Very high-impact recreational uses, like the large-scale bike skills park (similar to Valmont) that some small but vocal groups are lobbying for near our foothills, will cause severe habitat fragmentation and will be devastating to the already fragile and overused ecosystem and wildlife that forage, nest, mate, and migrate in the sensitive and transitional Foothills-to-Prairie ecotone where Hughes, Maxwell, and Pineridge are located. Again, we wholeheartedly support LIGHT-IMPACT recreational activities and uses (i.e., a multiuse trail, existing disc golf and sledding hill) that are EQUITABLE and PROTECTIVE of the foothills habitat while also providing public access.
PLEASE EMAIL CITY COUNCIL NOWand advocate for a City-designated Natural Area at Hughes and LOW-IMPACT USES ONLY to PROTECT Hughes in perpetuity and allow the parcel to be contiguous protected open space with the existing Natural Areas at Maxwell and Pineridge!

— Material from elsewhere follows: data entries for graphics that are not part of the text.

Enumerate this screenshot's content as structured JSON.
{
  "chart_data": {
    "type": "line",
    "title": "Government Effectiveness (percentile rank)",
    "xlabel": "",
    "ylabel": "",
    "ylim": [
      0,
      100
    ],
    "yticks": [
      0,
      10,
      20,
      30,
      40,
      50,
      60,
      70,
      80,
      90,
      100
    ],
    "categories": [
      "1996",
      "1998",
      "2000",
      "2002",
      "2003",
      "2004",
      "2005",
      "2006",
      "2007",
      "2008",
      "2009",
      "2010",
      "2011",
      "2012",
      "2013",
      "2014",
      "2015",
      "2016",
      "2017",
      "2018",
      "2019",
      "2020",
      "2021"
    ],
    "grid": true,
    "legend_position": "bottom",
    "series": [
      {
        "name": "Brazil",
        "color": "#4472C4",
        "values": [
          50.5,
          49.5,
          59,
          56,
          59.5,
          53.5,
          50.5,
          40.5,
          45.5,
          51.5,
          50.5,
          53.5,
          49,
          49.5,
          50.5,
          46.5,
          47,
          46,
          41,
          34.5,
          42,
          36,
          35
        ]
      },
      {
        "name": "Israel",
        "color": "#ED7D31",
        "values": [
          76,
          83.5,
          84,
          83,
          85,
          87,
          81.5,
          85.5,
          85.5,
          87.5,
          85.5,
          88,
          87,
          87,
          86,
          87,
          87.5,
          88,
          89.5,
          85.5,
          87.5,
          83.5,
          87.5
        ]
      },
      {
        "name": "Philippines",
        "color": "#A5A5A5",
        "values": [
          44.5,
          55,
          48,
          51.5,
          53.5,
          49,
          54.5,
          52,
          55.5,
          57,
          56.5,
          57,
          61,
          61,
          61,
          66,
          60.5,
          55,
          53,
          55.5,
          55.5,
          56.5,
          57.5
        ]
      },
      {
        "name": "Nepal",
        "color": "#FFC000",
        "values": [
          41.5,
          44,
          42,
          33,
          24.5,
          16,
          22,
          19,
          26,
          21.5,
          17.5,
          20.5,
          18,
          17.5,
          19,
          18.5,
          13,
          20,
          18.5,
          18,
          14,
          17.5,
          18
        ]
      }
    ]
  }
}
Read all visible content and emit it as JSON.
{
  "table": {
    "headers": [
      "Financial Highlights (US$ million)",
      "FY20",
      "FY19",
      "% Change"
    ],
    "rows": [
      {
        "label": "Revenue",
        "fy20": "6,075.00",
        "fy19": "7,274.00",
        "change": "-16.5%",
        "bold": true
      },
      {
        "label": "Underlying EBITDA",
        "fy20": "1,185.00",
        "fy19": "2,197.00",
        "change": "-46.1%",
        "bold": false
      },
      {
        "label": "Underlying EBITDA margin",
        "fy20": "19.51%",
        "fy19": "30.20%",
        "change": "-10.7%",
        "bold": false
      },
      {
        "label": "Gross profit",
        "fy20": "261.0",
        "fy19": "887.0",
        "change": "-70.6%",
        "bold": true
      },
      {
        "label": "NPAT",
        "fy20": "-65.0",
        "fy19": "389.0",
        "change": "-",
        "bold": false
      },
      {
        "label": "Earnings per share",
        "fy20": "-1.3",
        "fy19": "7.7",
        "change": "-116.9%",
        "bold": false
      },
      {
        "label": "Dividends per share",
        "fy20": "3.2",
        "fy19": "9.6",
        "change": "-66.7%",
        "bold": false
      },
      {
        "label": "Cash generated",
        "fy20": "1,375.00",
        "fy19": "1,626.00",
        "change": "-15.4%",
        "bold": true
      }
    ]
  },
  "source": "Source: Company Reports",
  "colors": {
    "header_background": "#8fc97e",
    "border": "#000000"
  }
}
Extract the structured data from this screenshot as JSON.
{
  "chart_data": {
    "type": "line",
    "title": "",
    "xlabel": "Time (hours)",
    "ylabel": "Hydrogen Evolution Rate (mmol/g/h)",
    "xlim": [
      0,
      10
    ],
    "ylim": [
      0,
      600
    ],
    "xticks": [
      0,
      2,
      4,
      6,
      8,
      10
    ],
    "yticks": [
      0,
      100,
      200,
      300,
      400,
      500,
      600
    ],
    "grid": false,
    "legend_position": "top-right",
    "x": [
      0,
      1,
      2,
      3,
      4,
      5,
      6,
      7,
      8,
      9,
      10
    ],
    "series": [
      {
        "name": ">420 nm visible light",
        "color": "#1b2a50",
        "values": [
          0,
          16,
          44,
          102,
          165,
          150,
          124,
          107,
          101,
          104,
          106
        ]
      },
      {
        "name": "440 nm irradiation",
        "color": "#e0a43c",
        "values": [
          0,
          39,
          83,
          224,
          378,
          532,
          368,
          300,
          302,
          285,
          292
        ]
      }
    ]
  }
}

Read the City’s “Foothills Management Plan - Update 2019” regarding the importance of reducing habitat fragmentation to create interconnectivity between patches of habitat for the conservation of our local animal and plant wildlife.
Planning Action To Transform Hughes Sustainably (PATHS)
THANK YOU, FORT COLLINS!
THE CITIZENS’ BALLOT MEASURE TO KEEP HUGHES OPEN SPACE WAS APPROVED IN A LANDSLIDE BY FORT COLLINS VOTERS ON APRIL 6, 2021!
The citizens’ initiative will expand Public Open Lands for the entire Fort Collins community by requiring the City to ZONE and ACQUIRE the 164.5 acre Hughes Stadium Property, and use it for parks, recreation and open lands, natural areas, and Wildlife Rescue, Rehab & Education for the NoCo Wildlife Center (~5 acres).